C’est cette vision qui oriente toute son approche : pragmatique, bienveillante, ancrée dans le réel. Loin du protocole unique, la sophrologie de Claire Lebleu est un outil vivant, ajusté en permanence au profil, au rythme et aux besoins réels de chaque personne accompagnée.
Un accompagnement individuel adapté à chaque situation
Ce qui frappe dans la pratique de Claire Lebleu, c’est son refus du protocole unique. Pour un adolescent qui vit mal la pression du lycée, le travail portera sur la confiance en soi et l’ancrage. Pour un cadre en prévention d’épuisement, sur la régulation des émotions et la gestion de l’énergie. Pour un artiste avant une première, sur la préparation mentale et la libération du trac. La technique est la même. L’intention est personnalisée.
Les séances se déroulent en cabinet à Montesson ou en ligne. Et sur ce point, Claire Lebleu est formelle : la distance ne compromet pas la qualité de l’accompagnement. Les séances en ligne permettent de maintenir un suivi régulier, sans contrainte géographique, pour les personnes à mobilité réduite, les agendas chargés ou ceux qui vivent loin de Montesson. Ce qui compte avant tout, c’est la qualité de la relation qui se construit entre le sophrologue et la personne accompagnée. Le lieu est une question de format. La relation est une question de fond.
« On parle de santé mentale, pas de maladie mentale. Je veux donner de l’élan, montrer que d’autres chemins existent. »
Prévenir l’épuisement professionnel : un enjeu de santé publique
Les chiffres sont là, et ils ne mentent pas. Selon les données de l’INRS, le stress au travail est aujourd’hui la deuxième cause de maladie professionnelle en France. Et le burnout est désormais reconnu comme un syndrome d’épuisement professionnel à part entière par l’Organisation Mondiale de la Santé.
Ce que Claire Lebleu pointe avec acuité, c’est la fragilité de la phase de retour : « Aujourd’hui malheureusement, 20 % des personnes qui reviennent au travail après un burnout rechutent dans l’année, lorsque les conditions de reprise ne sont pas suffisamment sécurisées. » Un chiffre qui dit tout sur l’enjeu de la prévention primaire : celle qui intervient avant la crise, pas après.
C’est précisément là que se situe une part importante de son activité. Ne pas attendre que la situation se dégrade pour agir. Travailler en amont, avec les individus comme avec les organisations.
Des interventions en entreprise au coeur de l’activité
Son expérience de terrain lui a ouvert les portes des organisations. Claire Lebleu intervient régulièrement en entreprise autour de trois axes complémentaires : la sensibilisation des équipes à la santé mentale au travail, la formation des managers à repérer les signaux faibles avant qu’ils ne deviennent des crises, et l’accompagnement à la performance durable.
Elle accompagne les responsables RH et les dirigeants qui souhaitent construire des environnements de travail plus durables, sans sacrifier la performance.
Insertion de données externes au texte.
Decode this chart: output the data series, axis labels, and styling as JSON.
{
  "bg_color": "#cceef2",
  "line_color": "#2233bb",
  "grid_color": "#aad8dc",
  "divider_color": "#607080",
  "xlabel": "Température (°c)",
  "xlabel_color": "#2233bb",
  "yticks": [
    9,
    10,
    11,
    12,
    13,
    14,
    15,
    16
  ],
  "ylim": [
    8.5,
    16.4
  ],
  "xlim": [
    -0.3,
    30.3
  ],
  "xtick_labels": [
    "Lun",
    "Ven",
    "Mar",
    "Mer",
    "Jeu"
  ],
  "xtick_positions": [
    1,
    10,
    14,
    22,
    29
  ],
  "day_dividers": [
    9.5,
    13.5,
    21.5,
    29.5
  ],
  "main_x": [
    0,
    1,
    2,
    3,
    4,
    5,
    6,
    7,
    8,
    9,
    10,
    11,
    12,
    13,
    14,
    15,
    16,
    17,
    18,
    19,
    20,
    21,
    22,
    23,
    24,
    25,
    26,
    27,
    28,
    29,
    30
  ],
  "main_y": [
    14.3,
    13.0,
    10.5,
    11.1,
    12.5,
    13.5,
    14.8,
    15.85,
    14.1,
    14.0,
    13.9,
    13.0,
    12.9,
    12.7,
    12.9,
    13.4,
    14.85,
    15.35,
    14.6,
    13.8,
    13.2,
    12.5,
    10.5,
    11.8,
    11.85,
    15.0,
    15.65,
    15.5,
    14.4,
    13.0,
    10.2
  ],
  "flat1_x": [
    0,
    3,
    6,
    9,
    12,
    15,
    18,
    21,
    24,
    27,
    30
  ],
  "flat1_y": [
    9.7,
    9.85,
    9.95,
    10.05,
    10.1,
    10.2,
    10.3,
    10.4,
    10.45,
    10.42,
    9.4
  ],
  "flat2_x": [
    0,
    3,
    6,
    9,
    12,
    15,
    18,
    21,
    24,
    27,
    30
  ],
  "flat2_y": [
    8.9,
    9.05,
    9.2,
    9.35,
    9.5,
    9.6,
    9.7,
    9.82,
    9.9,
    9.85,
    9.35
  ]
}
Elle forme les managers à intégrer le bien-être comme un levier de résultats, et non comme une contrainte supplémentaire. Et elle intervient lors des reprises de poste après arrêt, pour sécuriser les transitions et éviter les rechutes.
Sa conviction, portée par quinze ans de terrain : les organisations qui investissent dans le bien-être de leurs collaborateurs obtiennent de meilleurs résultats, moins d’absentéisme, plus d’engagement. Ralentir ne signifie pas moins produire. C’est souvent le contraire.
« Prendre soin de l’individu au travail, c’est aussi prendre soin de la société dans laquelle on veut continuer à vivre. »
C’est ce message que Claire Lebleu porte, en cabinet, en entreprise et dans son podcast Le Bon Tempo. Avec une énergie qui surprend, pour quelqu’un dont le sujet pourrait sembler anxiogène. Mais c’est peut-être là son vrai talent : transformer un territoire qui fait peur en terrain d’espoir.